Est-il possible de construire un tel carré? Il a fallu près de trois millénaires pour démontrer que non.

C’est en effet en 1882 que la démonstration de l’impossibilité de la quadrature du cercle a été démontrée. L’Allemand Ferdinand von Lindemann a réussi à prouver que le nombre pi n’est pas algébrique, c’est-à-dire qu’il n’est racine d’aucun polynôme non nul à coefficients entiers.

Par exemple, le nombre racine de 2 est algébrique: si on remplace x par cette valeur dans le polynôme x² - 2, on obtient la valeur zéro, ce qui signifie qu’il est bien une racine de ce polynôme. Il n’est pas possible de trouver un tel exemple pour pi.

La transcendance de pi

Un théorème démontré en 1837 par le Français Pierre-Laurent Wantzel occupe alors un rôle crucial: il affirme que tout nombre constructible à la règle et au compas est algébrique.

En conséquence, puisque pi n’est pas algébrique –on dit aussi qu’il est transcendant–, sa racine carrée ne l’est pas non plus… et elle n’est donc pas constructible à la règle et au compas. Fin de l’histoire.

Entre temps, de nombreux mathématiciens ont pourtant cru avoir trouvé une solution au problème de la quadrature du cercle. Objet de fascination, tout comme les deux autres problèmes de l’Antiquité, la quadrature du cercle finit par créer tant d’émoi que l’Académie des sciences de Paris finit par publier ce communiqué en 1775:

«L’Académie a pris, cette année, la résolution de ne plus examiner aucune solution des problèmes de la duplication du cube, de la trisection de l'angle ou de la quadrature du cercle, ni aucune machine annoncée comme un mouvement perpétuel.»

L’une des confusions régulièrement constatées provenait de candidats confondant tôt ou tard pi et ses valeurs approchées, aussi précises soient-elles. Or tout l’enjeu du problème réside justement dans le fait d’obtenir exactement cette valeur si mystérieuse, aux décimales imprévisibles. Même le philosophe Thomas Hobbes y alla de sa tentative en 1665, avec une proposition qu’il n’y a nul besoin d’étudier aujourd’hui pour savoir qu’elle n’était pas exacte.

Fascination et récompense

Le problème a véritablement fasciné dans toutes les sphères intellectuelles, notamment en raison d’une information erronée faisant état d’une importante récompense versée à qui percerait le mystère de la quadrature du cercle. Si la quadrature du cercle est intimement liée à des problèmes de détermination de la longitude en mer, pour laquelle le parlement britannique offrit effectivement des récompenses au début du XVIIe siècle, il n’est dit nulle part que la résolution du problème en lui-même serait rémunératrice.

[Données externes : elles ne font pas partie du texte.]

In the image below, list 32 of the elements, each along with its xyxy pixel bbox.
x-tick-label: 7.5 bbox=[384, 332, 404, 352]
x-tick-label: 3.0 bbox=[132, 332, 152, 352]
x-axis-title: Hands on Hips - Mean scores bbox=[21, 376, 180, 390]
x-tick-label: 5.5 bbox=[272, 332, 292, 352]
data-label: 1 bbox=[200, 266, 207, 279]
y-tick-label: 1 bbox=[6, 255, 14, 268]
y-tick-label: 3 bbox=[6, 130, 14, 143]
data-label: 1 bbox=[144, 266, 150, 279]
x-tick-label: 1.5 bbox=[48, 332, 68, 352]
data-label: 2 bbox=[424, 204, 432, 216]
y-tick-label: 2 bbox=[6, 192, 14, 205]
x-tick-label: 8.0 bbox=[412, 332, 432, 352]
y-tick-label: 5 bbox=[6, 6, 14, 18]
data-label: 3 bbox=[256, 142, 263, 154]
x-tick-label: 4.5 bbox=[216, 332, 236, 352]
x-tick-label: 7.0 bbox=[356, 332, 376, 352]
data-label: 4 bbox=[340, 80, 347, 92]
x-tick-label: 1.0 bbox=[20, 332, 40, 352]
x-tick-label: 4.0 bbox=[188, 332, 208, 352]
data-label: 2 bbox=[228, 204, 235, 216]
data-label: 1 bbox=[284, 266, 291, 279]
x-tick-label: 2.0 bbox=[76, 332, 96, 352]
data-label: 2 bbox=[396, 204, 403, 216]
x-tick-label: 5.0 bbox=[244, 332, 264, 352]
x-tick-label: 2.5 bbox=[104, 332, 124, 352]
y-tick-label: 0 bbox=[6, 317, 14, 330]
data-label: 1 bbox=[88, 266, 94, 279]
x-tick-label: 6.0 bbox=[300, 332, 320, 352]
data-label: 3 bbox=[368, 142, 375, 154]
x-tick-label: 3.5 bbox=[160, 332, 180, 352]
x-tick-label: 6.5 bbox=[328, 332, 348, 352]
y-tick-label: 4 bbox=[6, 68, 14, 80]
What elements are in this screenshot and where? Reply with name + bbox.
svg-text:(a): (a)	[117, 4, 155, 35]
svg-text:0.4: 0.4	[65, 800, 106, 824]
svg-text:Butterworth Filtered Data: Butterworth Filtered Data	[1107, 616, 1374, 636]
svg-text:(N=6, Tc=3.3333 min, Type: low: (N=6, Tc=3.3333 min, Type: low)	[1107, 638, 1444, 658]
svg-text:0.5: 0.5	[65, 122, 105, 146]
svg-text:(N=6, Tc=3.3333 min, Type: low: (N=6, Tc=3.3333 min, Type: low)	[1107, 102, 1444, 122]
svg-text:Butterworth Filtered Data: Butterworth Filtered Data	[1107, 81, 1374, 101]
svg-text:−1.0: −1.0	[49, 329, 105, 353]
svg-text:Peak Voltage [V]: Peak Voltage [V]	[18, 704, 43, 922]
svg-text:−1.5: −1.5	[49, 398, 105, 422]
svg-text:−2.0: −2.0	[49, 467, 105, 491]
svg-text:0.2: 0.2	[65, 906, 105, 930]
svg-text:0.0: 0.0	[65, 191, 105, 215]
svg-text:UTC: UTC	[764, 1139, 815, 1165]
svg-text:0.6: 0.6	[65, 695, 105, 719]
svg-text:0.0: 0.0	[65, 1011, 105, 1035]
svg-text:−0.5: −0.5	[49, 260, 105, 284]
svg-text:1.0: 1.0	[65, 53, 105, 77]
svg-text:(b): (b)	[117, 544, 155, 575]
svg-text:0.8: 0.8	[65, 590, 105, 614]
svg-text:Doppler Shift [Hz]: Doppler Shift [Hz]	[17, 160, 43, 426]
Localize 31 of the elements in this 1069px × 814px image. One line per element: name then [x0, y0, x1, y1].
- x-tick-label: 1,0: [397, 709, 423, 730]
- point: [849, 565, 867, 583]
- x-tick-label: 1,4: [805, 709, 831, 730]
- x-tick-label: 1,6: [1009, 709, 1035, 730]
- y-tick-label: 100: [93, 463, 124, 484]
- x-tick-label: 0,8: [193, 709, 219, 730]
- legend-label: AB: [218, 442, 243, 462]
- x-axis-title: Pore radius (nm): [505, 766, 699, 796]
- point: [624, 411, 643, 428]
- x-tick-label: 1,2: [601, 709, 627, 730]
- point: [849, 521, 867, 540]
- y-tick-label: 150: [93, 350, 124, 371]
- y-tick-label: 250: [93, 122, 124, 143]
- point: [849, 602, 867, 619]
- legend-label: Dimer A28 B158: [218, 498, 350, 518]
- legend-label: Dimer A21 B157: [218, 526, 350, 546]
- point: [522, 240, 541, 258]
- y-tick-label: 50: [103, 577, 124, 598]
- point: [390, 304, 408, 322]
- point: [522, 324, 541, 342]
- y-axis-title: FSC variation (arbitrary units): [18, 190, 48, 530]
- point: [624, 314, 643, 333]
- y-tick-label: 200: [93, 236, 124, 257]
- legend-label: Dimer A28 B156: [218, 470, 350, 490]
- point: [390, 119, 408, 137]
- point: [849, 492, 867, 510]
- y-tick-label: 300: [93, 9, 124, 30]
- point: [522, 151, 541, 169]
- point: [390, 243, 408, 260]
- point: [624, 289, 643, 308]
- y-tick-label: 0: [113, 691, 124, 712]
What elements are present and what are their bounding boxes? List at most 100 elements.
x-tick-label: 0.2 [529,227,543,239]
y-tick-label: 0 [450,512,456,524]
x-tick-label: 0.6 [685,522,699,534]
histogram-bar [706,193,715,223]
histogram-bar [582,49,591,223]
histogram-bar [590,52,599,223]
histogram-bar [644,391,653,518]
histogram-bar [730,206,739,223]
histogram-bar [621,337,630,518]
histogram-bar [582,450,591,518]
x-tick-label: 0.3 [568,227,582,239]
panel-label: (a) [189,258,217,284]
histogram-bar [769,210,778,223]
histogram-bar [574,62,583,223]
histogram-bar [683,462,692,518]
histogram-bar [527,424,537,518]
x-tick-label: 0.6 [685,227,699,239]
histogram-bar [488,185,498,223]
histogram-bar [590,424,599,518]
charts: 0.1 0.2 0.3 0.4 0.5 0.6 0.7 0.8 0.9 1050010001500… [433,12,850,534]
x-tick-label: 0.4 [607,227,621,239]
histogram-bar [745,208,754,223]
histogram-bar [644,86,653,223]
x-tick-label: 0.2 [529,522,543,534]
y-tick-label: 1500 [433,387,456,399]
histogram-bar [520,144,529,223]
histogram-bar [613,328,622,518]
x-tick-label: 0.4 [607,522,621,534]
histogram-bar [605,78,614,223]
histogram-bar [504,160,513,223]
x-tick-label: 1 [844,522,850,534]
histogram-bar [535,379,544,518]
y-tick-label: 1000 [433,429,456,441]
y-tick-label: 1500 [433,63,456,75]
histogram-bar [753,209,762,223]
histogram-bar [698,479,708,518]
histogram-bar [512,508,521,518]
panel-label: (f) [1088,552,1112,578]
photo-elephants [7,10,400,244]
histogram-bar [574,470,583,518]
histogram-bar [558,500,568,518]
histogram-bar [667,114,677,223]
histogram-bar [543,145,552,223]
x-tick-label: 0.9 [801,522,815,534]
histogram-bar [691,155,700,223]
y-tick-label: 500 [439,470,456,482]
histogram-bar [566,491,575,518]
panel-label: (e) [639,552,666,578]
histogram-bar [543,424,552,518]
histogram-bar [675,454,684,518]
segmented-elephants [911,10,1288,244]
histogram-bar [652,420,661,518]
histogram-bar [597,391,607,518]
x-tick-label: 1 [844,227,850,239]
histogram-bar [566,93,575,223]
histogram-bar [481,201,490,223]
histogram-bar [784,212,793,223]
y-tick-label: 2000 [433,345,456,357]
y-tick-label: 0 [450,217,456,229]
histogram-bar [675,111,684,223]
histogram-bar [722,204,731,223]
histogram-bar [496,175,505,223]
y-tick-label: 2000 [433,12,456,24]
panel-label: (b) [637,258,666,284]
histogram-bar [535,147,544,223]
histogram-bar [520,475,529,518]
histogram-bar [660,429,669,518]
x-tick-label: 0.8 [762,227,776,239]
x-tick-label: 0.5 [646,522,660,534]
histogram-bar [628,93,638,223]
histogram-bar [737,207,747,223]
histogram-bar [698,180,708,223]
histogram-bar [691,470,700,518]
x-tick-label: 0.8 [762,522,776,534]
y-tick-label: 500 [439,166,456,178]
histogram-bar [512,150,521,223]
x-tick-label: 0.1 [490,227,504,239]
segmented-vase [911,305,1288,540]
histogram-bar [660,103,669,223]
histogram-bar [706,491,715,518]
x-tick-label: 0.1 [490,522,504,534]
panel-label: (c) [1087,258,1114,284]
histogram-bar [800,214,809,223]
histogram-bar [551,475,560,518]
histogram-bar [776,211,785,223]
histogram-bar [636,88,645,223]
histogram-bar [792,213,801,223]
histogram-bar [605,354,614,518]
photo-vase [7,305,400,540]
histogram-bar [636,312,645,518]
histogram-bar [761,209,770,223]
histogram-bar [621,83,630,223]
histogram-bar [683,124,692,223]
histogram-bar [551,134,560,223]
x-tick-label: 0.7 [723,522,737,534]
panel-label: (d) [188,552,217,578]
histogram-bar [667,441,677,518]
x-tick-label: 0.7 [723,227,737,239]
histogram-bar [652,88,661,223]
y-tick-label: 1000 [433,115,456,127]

Même si je le recroisais aujourd’hui, je n’embêterais pas le voisin de mon grand-père avec ces quelques considérations mathématiques un peu trop complexes. Peut-être lui expliquerais-je quand même, à l’occasion, que la quadrature du cercle n’a rien à voir avec le fait de placer un carré dans un cercle, à l'image de ce que font tous les jeunes enfants qui découvrent les formes avec des jeux à emboîter. Pas sur un ton professoral, mais pour le remercier d’avoir éveillé chez moi, quelques décennies plus tôt, une forme de curiosité ayant peut-être contribué à me pousser vers les mathématiques.